Wada was able to throw from a mound Monday, but he isn't expected to be ready to pitch in the majors until May.
There's only one bench player whose job is completely safe, and that's backup catcher Taylor Teagarden. Wilson Betemit's job as part-time DH and part-time bench player is also pretty safe. Every other player must win their way onto the roster in spring training.
One thing that will give any fringe player an advantage in making the Orioles roster is versatility. The ability to play both outfield and infield effectively may be the difference between getting on the O's roster or being in the minors.
Two of the favorites to win the final roster spots are Ryan Flaherty and Alexi Casilla. Their spring training performance could determine who becomes the Orioles' go-to utility player.
Chris Davis can hit, there's not much doubt about that.
Fielding, however, is a question.
With the departure of Reynolds, Davis will be the Orioles' everyday first baseman if he can handle the fielding duties.
Despite a solid fielding percentage at first, it's the plays the 26-year-old couldn't make that were noticeable. Davis didn't help his fellow infielders or his pitchers with his ability, or lack thereof, to pick throws out of the dirt.

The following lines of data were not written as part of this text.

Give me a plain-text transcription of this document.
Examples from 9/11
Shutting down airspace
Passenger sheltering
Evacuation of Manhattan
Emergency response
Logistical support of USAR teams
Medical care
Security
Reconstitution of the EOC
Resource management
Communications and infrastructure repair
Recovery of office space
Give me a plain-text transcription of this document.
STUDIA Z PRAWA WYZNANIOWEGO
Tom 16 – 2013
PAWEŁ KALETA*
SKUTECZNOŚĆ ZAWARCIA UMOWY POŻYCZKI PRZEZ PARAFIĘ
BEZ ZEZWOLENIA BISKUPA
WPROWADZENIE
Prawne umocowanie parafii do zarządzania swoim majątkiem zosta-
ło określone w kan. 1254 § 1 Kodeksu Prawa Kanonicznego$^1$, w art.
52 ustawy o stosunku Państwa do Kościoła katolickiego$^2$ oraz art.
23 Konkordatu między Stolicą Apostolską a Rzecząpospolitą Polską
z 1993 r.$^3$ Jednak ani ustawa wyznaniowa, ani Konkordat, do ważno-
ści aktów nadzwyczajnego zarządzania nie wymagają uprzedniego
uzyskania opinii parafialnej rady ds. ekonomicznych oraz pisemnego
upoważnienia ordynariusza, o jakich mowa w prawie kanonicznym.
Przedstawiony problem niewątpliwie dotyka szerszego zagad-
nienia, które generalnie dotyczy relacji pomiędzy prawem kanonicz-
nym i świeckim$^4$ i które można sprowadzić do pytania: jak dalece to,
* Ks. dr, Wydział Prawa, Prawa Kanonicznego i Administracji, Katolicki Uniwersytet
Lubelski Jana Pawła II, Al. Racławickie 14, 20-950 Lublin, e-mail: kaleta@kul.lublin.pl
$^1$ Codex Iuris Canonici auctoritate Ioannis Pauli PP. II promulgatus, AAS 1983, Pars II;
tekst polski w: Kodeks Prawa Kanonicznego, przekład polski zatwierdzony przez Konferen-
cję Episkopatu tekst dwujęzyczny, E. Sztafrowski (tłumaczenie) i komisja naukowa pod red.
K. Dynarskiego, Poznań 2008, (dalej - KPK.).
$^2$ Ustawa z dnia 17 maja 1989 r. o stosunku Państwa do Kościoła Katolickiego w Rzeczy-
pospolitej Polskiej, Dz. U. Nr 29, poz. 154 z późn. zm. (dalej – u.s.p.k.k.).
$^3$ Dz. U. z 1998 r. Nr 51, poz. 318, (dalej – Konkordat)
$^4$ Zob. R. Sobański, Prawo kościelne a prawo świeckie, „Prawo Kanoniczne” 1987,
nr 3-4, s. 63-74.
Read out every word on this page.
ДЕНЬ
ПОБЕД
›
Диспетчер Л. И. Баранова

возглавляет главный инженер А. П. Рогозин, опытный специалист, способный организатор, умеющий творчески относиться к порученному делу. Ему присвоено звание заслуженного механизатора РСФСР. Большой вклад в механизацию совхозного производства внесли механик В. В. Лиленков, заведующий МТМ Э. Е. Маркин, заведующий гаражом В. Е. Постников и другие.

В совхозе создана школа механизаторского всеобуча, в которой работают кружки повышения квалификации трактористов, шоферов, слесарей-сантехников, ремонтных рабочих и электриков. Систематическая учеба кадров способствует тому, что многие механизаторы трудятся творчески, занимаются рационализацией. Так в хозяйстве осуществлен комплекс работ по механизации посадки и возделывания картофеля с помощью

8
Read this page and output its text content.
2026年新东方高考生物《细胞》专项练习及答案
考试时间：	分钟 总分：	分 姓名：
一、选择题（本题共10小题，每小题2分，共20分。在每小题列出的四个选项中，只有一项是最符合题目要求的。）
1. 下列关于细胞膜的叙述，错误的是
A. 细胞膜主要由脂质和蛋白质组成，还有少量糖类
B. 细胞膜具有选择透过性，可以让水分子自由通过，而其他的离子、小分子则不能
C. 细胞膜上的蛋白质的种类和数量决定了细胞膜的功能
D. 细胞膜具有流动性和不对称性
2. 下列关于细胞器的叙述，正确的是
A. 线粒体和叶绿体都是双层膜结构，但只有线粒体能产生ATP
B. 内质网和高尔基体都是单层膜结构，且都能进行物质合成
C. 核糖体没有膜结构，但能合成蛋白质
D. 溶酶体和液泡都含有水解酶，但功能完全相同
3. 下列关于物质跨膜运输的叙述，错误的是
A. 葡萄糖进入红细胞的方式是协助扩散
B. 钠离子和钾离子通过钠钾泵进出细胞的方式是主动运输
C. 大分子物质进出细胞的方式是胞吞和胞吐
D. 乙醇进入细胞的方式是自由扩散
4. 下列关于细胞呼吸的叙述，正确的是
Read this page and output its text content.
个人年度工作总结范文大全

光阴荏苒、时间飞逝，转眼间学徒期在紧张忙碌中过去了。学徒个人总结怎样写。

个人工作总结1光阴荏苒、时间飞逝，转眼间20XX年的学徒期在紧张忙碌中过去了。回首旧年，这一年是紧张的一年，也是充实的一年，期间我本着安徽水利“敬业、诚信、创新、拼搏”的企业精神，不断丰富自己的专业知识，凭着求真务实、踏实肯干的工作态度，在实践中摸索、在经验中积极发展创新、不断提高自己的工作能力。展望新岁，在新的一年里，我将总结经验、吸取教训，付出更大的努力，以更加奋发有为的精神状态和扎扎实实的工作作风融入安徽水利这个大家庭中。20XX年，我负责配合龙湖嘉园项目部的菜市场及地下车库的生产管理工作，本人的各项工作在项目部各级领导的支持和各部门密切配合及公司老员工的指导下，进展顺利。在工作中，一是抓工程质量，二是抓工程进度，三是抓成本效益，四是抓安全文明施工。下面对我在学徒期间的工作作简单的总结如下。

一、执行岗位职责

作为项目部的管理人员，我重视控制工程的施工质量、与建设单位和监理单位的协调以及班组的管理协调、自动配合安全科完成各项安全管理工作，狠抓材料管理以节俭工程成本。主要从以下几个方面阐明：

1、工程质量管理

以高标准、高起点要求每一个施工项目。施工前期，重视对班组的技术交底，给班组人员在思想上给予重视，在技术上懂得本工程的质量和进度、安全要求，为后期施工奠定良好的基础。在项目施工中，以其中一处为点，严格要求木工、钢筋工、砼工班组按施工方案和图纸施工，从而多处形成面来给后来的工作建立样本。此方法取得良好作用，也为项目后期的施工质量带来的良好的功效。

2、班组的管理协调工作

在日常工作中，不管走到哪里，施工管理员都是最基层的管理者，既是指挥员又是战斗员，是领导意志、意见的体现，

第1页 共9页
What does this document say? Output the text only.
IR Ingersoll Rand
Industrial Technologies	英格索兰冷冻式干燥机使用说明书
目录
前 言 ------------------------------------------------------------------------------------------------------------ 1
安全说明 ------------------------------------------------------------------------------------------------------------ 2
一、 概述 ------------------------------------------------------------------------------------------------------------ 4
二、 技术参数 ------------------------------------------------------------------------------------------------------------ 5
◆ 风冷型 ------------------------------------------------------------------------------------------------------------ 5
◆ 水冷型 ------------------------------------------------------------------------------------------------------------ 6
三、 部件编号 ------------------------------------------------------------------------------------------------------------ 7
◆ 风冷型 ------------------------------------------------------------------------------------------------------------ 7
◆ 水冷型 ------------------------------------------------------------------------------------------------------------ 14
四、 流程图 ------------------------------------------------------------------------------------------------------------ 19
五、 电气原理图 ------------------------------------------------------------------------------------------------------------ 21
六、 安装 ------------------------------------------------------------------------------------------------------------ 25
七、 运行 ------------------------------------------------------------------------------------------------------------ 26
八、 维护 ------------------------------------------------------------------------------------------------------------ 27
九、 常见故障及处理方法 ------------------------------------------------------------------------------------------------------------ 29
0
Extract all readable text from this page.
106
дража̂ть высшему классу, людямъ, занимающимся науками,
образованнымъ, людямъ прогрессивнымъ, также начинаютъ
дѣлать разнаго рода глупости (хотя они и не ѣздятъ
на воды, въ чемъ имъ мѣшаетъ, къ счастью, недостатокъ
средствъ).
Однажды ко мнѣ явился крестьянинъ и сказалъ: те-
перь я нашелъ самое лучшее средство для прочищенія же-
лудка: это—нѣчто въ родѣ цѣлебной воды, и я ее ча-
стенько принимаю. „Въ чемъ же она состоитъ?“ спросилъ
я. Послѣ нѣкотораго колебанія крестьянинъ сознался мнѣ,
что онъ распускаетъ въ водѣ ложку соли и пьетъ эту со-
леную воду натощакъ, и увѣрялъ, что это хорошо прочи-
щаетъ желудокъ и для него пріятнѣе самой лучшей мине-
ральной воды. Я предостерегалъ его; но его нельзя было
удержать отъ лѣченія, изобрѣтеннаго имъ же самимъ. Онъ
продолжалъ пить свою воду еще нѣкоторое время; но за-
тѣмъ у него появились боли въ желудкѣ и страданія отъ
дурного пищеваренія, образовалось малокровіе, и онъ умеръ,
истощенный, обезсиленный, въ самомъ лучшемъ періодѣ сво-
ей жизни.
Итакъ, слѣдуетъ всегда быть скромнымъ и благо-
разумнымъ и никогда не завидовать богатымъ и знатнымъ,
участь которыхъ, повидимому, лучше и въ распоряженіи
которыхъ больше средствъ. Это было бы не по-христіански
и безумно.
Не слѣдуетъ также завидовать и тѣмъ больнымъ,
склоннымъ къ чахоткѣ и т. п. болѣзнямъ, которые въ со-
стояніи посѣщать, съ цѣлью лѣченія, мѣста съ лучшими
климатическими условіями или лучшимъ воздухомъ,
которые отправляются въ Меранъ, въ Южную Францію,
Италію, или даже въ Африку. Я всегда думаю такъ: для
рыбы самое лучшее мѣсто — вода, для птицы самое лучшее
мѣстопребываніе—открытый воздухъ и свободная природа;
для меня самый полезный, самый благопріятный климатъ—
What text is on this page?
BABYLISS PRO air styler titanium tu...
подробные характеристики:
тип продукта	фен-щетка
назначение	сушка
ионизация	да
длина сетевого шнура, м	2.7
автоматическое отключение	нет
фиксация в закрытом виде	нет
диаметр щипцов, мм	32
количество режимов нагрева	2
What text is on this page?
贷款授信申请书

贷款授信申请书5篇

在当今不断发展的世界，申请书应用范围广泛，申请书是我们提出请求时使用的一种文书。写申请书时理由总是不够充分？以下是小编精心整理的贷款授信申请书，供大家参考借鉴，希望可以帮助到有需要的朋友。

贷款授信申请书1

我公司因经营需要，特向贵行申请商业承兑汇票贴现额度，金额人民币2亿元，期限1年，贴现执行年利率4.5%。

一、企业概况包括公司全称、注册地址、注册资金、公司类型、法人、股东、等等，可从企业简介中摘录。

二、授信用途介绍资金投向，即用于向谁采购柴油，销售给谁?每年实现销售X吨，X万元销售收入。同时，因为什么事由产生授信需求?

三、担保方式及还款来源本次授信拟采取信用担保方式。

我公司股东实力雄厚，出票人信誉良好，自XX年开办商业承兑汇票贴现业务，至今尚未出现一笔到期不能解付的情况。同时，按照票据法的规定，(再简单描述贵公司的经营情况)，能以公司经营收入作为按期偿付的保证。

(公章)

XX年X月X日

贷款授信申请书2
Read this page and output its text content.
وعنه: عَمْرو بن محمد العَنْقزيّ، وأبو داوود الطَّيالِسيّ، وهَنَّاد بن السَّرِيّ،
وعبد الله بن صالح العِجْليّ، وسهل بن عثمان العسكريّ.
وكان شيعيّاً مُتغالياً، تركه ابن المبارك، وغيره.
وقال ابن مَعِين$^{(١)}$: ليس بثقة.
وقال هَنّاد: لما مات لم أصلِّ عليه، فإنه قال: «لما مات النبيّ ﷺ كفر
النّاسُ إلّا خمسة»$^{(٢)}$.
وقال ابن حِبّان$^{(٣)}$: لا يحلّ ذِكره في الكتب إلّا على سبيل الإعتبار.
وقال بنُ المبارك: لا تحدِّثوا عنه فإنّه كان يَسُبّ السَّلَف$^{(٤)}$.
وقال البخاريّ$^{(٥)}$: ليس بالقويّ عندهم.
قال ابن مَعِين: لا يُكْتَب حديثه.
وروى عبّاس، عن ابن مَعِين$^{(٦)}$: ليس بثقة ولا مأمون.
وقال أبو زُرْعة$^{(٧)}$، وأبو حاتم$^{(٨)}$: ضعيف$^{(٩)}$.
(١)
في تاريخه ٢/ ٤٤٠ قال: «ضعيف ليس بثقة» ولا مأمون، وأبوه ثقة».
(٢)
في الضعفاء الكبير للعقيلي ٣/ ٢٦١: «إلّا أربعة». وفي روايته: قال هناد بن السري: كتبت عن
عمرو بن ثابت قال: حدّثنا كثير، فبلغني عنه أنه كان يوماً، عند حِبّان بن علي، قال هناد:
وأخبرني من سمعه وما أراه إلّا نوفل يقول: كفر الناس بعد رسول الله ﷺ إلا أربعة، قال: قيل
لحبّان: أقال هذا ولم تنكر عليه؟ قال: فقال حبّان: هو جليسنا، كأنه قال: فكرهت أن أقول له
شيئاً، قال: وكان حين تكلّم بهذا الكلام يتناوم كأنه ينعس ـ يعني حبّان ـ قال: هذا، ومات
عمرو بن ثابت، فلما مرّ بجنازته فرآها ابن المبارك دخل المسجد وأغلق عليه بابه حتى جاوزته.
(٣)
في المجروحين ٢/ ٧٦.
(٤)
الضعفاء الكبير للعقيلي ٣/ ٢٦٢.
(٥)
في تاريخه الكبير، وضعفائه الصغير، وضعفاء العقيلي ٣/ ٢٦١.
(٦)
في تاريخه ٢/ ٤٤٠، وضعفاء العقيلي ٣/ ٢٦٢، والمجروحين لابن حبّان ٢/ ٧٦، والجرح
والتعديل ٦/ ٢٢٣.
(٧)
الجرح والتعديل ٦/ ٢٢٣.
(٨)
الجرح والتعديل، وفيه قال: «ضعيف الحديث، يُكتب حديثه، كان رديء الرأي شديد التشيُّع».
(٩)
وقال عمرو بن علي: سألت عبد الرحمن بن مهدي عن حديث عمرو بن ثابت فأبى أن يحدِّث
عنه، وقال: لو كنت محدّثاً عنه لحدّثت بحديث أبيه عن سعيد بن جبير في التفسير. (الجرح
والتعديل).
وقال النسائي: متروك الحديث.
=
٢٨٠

Davis is determined to be a reliable first baseman and is putting in the work he needs in spring training, so hopefully his fielding improves.
Machado's performance last year, both offensively and defensively, was impressive. His call-up helped fuel the Orioles to their playoff run.
Now that's he's coming into his first full season, expectations will be high.
Still, if Machado does struggle, it would be understandable. He's only 20, he completely skipped Triple-A and now that's he's had a decent amount of major league at-bats, his scouting report will be well known.
It's safe to say the Orioles plan to build their future rotation around their last two first round picks, Dylan Bundy and Kevin Gausman.
The O's and their fans got a sneak preview last year when Bundy was called up late in the season and made a couple of relief appearances after dominating in the minors.
Gausman, on the other hand, has only pitched 15 professional innings since leaving LSU.
Neither should make the rotation out of spring training, and both will likely either start in Double-A or Triple-A. Come August, however, given they perform up to expectations, they could be helping the Orioles push for another playoff birth.